Recueil : Aux flancs du vase (1898).

Le bonheur.

Pour apaiser l'enfant qui, ce soir, n'est pas sage,
Églé, cédant enfin, dégrafe son corsage,
D'où sort, globe de neige, un sein gonflé de lait.
L'enfant, calmé soudain, a vu ce qu'il voulait,
Et de ses petits doigts pétrissant la chair blanche
Colle une bouche avide au beau sein qui se penche.
Églé sourit, heureuse et chaste en ses pensers,
Et si pure de cœur sous les longs cils baissés.
Le feu brille dans l'âtre ; et la flamme, au passage,
D'un joyeux reflet rose éclaire son visage,
Cependant qu'au dehors le vent mène un grand bruit...
L'enfant s'est détaché, mûr enfin pour la nuit,
Et, les yeux clos, s'endort d'un bon sommeil sans fièvres,
Une goutte de lait tremblante encore aux lèvres.
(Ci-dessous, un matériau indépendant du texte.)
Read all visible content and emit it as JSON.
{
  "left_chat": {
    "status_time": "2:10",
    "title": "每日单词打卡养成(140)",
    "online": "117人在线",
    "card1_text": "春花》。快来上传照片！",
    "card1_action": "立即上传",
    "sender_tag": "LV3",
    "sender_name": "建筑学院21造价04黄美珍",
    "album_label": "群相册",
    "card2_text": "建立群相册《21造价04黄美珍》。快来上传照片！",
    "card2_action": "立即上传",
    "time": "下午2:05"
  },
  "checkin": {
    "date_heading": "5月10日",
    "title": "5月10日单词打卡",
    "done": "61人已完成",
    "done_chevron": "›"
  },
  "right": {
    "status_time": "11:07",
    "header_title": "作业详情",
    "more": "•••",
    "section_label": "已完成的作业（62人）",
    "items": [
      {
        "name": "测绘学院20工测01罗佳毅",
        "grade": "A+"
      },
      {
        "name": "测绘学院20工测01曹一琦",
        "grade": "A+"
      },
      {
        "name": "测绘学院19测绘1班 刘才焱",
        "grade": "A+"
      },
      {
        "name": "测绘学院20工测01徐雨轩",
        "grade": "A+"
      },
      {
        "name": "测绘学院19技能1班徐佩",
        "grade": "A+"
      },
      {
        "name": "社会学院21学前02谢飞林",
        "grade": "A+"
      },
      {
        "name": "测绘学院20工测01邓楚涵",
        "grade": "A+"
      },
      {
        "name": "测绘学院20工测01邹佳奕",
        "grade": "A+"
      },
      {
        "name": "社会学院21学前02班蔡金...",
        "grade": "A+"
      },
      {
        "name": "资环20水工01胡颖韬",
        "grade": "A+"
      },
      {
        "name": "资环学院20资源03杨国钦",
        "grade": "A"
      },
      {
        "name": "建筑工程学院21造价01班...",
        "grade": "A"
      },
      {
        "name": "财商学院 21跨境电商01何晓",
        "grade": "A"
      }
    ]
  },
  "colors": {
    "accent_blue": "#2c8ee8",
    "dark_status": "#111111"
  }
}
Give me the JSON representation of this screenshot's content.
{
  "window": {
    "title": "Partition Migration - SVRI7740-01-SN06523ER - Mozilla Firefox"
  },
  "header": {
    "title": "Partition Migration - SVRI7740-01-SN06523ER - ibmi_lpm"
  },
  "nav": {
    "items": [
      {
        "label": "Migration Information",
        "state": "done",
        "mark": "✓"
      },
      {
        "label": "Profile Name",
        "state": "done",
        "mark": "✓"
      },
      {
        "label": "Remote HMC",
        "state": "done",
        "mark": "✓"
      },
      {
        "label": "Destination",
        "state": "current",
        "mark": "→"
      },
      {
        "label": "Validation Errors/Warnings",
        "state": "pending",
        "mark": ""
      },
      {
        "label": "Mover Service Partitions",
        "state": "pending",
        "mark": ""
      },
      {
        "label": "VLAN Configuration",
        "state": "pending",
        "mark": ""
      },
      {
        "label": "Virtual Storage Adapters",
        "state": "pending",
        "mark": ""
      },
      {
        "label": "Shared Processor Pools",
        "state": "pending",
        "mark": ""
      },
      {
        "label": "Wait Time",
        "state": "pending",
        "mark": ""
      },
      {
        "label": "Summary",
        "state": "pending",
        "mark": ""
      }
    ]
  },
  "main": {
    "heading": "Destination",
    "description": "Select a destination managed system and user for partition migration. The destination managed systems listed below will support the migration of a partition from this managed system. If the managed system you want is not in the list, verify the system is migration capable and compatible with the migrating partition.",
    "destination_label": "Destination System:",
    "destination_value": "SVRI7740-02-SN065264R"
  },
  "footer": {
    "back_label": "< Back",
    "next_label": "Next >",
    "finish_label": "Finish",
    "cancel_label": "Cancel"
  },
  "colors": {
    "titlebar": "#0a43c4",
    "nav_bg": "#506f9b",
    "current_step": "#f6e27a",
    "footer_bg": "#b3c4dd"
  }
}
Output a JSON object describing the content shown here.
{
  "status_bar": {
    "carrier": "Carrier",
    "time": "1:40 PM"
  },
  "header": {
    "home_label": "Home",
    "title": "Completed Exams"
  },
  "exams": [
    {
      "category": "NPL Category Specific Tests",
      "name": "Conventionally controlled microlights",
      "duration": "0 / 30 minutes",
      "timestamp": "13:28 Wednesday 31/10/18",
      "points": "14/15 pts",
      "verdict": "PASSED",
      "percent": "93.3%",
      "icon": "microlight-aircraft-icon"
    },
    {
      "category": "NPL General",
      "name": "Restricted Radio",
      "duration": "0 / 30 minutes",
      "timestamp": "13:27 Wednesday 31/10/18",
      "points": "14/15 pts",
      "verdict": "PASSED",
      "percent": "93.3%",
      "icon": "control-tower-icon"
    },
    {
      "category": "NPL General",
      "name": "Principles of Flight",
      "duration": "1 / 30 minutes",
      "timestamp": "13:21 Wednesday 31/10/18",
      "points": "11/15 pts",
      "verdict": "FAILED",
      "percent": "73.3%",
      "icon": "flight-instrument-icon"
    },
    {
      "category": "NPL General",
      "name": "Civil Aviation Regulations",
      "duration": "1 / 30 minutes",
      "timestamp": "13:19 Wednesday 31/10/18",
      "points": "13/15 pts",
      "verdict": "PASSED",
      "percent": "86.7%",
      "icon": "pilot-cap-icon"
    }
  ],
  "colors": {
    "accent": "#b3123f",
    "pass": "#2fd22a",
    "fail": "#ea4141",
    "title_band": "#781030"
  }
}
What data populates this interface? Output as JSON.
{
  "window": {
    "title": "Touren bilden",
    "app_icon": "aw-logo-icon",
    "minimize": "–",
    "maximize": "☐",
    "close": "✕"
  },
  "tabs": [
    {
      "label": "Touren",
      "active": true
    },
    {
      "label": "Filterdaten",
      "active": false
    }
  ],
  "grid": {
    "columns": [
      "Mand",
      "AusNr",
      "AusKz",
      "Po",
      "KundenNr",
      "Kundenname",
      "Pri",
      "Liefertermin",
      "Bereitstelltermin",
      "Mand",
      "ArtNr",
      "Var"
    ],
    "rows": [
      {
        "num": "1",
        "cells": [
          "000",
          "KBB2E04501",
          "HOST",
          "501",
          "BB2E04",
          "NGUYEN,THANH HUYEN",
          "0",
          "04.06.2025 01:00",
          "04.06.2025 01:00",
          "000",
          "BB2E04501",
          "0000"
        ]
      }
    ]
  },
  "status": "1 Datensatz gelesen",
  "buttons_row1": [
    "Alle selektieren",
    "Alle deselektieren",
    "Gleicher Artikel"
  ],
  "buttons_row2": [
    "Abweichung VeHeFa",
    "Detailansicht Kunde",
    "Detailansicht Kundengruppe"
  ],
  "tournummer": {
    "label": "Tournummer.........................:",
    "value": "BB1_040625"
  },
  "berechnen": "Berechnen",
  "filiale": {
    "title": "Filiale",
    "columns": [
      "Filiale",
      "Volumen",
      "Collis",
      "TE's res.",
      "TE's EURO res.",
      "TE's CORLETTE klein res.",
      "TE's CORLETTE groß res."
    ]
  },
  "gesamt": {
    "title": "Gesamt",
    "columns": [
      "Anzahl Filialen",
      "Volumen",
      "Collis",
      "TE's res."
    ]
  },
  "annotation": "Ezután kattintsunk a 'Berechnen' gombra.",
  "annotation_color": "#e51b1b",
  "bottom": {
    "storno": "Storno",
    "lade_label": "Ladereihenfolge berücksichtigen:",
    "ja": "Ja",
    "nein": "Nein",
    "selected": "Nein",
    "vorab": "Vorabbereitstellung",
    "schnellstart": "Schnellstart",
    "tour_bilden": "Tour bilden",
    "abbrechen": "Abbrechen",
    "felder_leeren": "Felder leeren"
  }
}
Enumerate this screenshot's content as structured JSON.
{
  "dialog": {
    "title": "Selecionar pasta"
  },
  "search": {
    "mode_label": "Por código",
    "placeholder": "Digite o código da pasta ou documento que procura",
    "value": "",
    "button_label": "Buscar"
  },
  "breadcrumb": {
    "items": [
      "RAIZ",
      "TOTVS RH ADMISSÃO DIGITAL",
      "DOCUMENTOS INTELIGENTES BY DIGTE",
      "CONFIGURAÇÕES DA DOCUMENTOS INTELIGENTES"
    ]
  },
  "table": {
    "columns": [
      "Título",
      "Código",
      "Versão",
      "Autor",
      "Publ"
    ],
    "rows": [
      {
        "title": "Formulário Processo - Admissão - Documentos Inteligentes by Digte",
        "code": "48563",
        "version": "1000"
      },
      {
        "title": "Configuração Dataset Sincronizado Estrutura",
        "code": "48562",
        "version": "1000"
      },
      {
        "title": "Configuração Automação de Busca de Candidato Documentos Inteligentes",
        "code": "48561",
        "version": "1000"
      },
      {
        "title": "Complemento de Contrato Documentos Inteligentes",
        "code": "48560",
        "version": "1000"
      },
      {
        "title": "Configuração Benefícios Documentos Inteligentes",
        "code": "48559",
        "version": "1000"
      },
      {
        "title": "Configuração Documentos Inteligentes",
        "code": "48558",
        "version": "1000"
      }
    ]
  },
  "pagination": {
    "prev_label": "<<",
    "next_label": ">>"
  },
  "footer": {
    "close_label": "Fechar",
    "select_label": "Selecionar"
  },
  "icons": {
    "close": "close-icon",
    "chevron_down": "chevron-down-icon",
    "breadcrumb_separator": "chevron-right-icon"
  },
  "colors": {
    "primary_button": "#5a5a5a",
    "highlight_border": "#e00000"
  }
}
La mère, suspendue au souffle égal et doux,
Le contemple, étendu, tout nu, sur ses genoux,
Et, gagnée à son tour au grand calme qui tombe,
Incline son beau col flexible de colombe ;
Et, là-bas, sous la lampe au rayon studieux,
Le père au large front, qui vit parmi les dieux,
Laissant le livre antique, un instant considère,
Double miroir d'amour, l'enfant avec la mère,
Et dans la chambre sainte, où bat un triple cœur,
Adore la présence auguste du bonheur.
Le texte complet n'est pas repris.